This past week was extremely difficult, so I didn’t get any sewing done. I did, however, make some progress on my garden.
I also cooked up a storm. I absolutely love Ethiopian food. Pages & pages could be written detailing my love for Ethiopian cuisine, but I won’t bore you. Despite how much I enjoy cooking, I’ve been a bit apprehensive about learning to cook Ethiopian.
I have a wheat intolerance & most American companies add wheat to their spice mixes without listing it as an ingredient. Yes, you can add a substantial amount of something- like 1T wheat flour per can of beans- and not list it as an ingredient. Bullshit, anyone? You can see where it would be scary to try new spices or to even eat at a restaurant.

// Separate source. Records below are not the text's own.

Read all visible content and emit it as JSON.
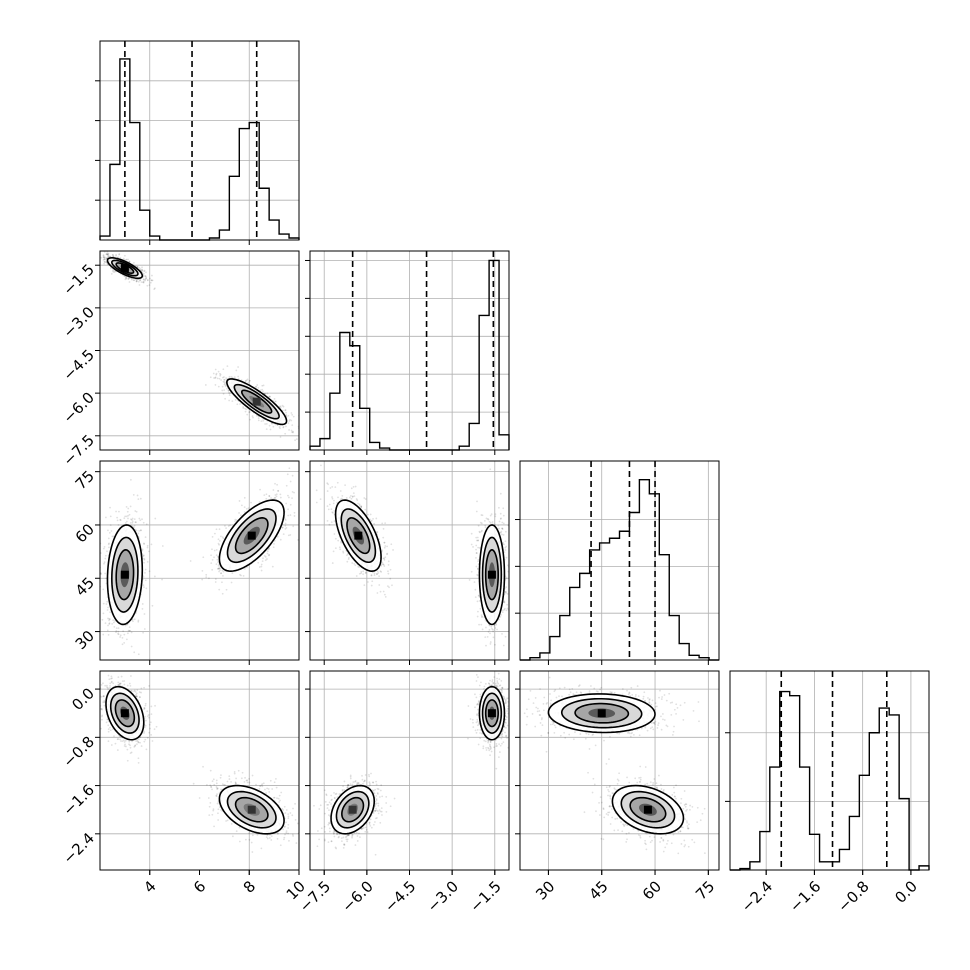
{
  "chart_data": {
    "type": "corner",
    "grid": true,
    "params": [
      {
        "id": "p0",
        "range": [
          2.0,
          10.0
        ],
        "ticks": [
          4,
          8
        ],
        "tick_labels": [
          "4",
          "8"
        ],
        "quantiles": [
          3.0,
          5.7,
          8.3
        ]
      },
      {
        "id": "p1",
        "range": [
          -8.0,
          -1.0
        ],
        "ticks": [
          -7.5,
          -6.0,
          -4.5,
          -3.0,
          -1.5
        ],
        "tick_labels": [
          "−7.5",
          "−6.0",
          "−4.5",
          "−3.0",
          "−1.5"
        ],
        "quantiles": [
          -6.5,
          -3.9,
          -1.55
        ]
      },
      {
        "id": "p2",
        "range": [
          22,
          78
        ],
        "ticks": [
          30,
          45,
          60,
          75
        ],
        "tick_labels": [
          "30",
          "45",
          "60",
          "75"
        ],
        "quantiles": [
          42.0,
          52.8,
          60.0
        ]
      },
      {
        "id": "p3",
        "range": [
          -3.0,
          0.3
        ],
        "ticks": [
          -2.4,
          -1.6,
          -0.8,
          0.0
        ],
        "tick_labels": [
          "−2.4",
          "−1.6",
          "−0.8",
          "0.0"
        ],
        "quantiles": [
          -2.15,
          -1.3,
          -0.4
        ]
      }
    ],
    "bottom_axis_ticks": {
      "p0": {
        "ticks": [
          4,
          6,
          8,
          10
        ],
        "tick_labels": [
          "4",
          "6",
          "8",
          "10"
        ]
      },
      "p1": {
        "ticks": [
          -7.5,
          -6.0,
          -4.5,
          -3.0,
          -1.5
        ],
        "tick_labels": [
          "−7.5",
          "−6.0",
          "−4.5",
          "−3.0",
          "−1.5"
        ]
      },
      "p2": {
        "ticks": [
          30,
          45,
          60,
          75
        ],
        "tick_labels": [
          "30",
          "45",
          "60",
          "75"
        ]
      },
      "p3": {
        "ticks": [
          -2.4,
          -1.6,
          -0.8,
          0.0
        ],
        "tick_labels": [
          "−2.4",
          "−1.6",
          "−0.8",
          "0.0"
        ]
      }
    },
    "histograms": [
      {
        "param": "p0",
        "edges": [
          2.0,
          2.4,
          2.8,
          3.2,
          3.6,
          4.0,
          4.4,
          4.8,
          5.2,
          5.6,
          6.0,
          6.4,
          6.8,
          7.2,
          7.6,
          8.0,
          8.4,
          8.8,
          9.2,
          9.6,
          10.0
        ],
        "counts": [
          0.02,
          0.38,
          0.91,
          0.59,
          0.15,
          0.02,
          0.0,
          0.0,
          0.0,
          0.0,
          0.0,
          0.01,
          0.05,
          0.32,
          0.56,
          0.59,
          0.26,
          0.1,
          0.03,
          0.01
        ],
        "ymax": 1.0,
        "ticks": [
          0.2,
          0.4,
          0.6,
          0.8
        ]
      },
      {
        "param": "p1",
        "edges": [
          -8.0,
          -7.65,
          -7.3,
          -6.95,
          -6.6,
          -6.25,
          -5.9,
          -5.55,
          -5.2,
          -4.85,
          -4.5,
          -4.15,
          -3.8,
          -3.45,
          -3.1,
          -2.75,
          -2.4,
          -2.05,
          -1.7,
          -1.35,
          -1.0
        ],
        "counts": [
          0.02,
          0.06,
          0.3,
          0.62,
          0.55,
          0.22,
          0.04,
          0.01,
          0.0,
          0.0,
          0.0,
          0.0,
          0.0,
          0.0,
          0.0,
          0.02,
          0.14,
          0.71,
          1.0,
          0.08
        ],
        "ymax": 1.05,
        "ticks": [
          0.2,
          0.4,
          0.6,
          0.8,
          1.0
        ]
      },
      {
        "param": "p2",
        "edges": [
          22,
          24.8,
          27.6,
          30.4,
          33.2,
          36.0,
          38.8,
          41.6,
          44.4,
          47.2,
          50.0,
          52.8,
          55.6,
          58.4,
          61.2,
          64.0,
          66.8,
          69.6,
          72.4,
          75.2,
          78.0
        ],
        "counts": [
          0.0,
          0.01,
          0.03,
          0.1,
          0.19,
          0.31,
          0.37,
          0.47,
          0.5,
          0.52,
          0.55,
          0.63,
          0.77,
          0.71,
          0.45,
          0.19,
          0.07,
          0.02,
          0.01,
          0.0
        ],
        "ymax": 0.85,
        "ticks": [
          0.2,
          0.4,
          0.6
        ]
      },
      {
        "param": "p3",
        "edges": [
          -3.0,
          -2.835,
          -2.67,
          -2.505,
          -2.34,
          -2.175,
          -2.01,
          -1.845,
          -1.68,
          -1.515,
          -1.35,
          -1.185,
          -1.02,
          -0.855,
          -0.69,
          -0.525,
          -0.36,
          -0.195,
          -0.03,
          0.135,
          0.3
        ],
        "counts": [
          0.0,
          0.01,
          0.06,
          0.28,
          0.75,
          1.3,
          1.27,
          0.75,
          0.26,
          0.06,
          0.06,
          0.15,
          0.39,
          0.69,
          1.0,
          1.18,
          1.13,
          0.52,
          0.0,
          0.03
        ],
        "ymax": 1.45,
        "ticks": [
          0.5,
          1.0
        ]
      }
    ],
    "pairs": [
      {
        "x": "p0",
        "y": "p1",
        "modes": [
          {
            "cx": 3.0,
            "cy": -1.6,
            "sx": 0.35,
            "sy": 0.18,
            "rho": -0.75,
            "peak": 1.0
          },
          {
            "cx": 8.3,
            "cy": -6.3,
            "sx": 0.6,
            "sy": 0.4,
            "rho": -0.85,
            "peak": 0.55
          }
        ]
      },
      {
        "x": "p0",
        "y": "p2",
        "modes": [
          {
            "cx": 3.0,
            "cy": 46.0,
            "sx": 0.35,
            "sy": 7.0,
            "rho": 0.1,
            "peak": 0.85
          },
          {
            "cx": 8.1,
            "cy": 57.0,
            "sx": 0.65,
            "sy": 5.0,
            "rho": 0.65,
            "peak": 1.0
          }
        ]
      },
      {
        "x": "p0",
        "y": "p3",
        "modes": [
          {
            "cx": 3.0,
            "cy": -0.4,
            "sx": 0.38,
            "sy": 0.22,
            "rho": -0.35,
            "peak": 1.0
          },
          {
            "cx": 8.1,
            "cy": -2.0,
            "sx": 0.65,
            "sy": 0.2,
            "rho": -0.45,
            "peak": 0.75
          }
        ]
      },
      {
        "x": "p1",
        "y": "p2",
        "modes": [
          {
            "cx": -6.3,
            "cy": 57.0,
            "sx": 0.4,
            "sy": 5.0,
            "rho": -0.6,
            "peak": 1.0
          },
          {
            "cx": -1.6,
            "cy": 46.0,
            "sx": 0.22,
            "sy": 7.0,
            "rho": 0.0,
            "peak": 0.85
          }
        ]
      },
      {
        "x": "p1",
        "y": "p3",
        "modes": [
          {
            "cx": -6.5,
            "cy": -2.0,
            "sx": 0.38,
            "sy": 0.2,
            "rho": 0.35,
            "peak": 0.7
          },
          {
            "cx": -1.6,
            "cy": -0.4,
            "sx": 0.22,
            "sy": 0.22,
            "rho": 0.0,
            "peak": 1.0
          }
        ]
      },
      {
        "x": "p2",
        "y": "p3",
        "modes": [
          {
            "cx": 45.0,
            "cy": -0.4,
            "sx": 7.5,
            "sy": 0.16,
            "rho": -0.05,
            "peak": 0.8
          },
          {
            "cx": 58.0,
            "cy": -2.0,
            "sx": 5.0,
            "sy": 0.2,
            "rho": -0.35,
            "peak": 1.0
          }
        ]
      }
    ]
  }
}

However, I thought I’d gamble on getting berbere spice mix (the Ethiopian equivalent of what garam masala is to Indian food) from a local Ethiopian grocery store (more of a hole in the wall pantry filled with hard-to-find ingredients). I reasoned that when you’re buying from a store run by immigrants, they’re used to eating the real thing & are less likely to want to eat something that’s been watered down. Their fellow immigrant customers are also probably less likely to patronize a store selling inferior products. It would be like a native Italian eating microwave pasta meals- it’s hardly anything that resembles the good food you grew up on.
I’m glad I took the risk. It was supremely worth it. Unfortunately, I don’t have any pictures- that’s what can happen when you’re so excited you forget about documentation. I could show you pictures of dirty skillets instead.
Anyways, I made some of my favorites, which were also very easy: yemisir wat & shiro. These dishes can be spelled a number of ways & a quick google search will give you many recipes that are basically the same. Yemisir wat is a spicy red lentil dish, the flavors of which seem too complex to recreate. Shiro is made of ground chickpeas. All that’s needed to get the complex flavors is a bit of pre-made spice mix. Super easy. Sautee onions, add berbere, add legumes & varying amounts of water, eat, bask in the fatastic flavors. The simplicity seems a bit unreal.
I hope you experiment with some Ethiopian cuisine too. It really is a treat, aside from being a nice change-up from the food you might normally eat. Have any of you made Ethiopian? What are your favorite dishes & do you have any tips for this novice Ethiopian chef?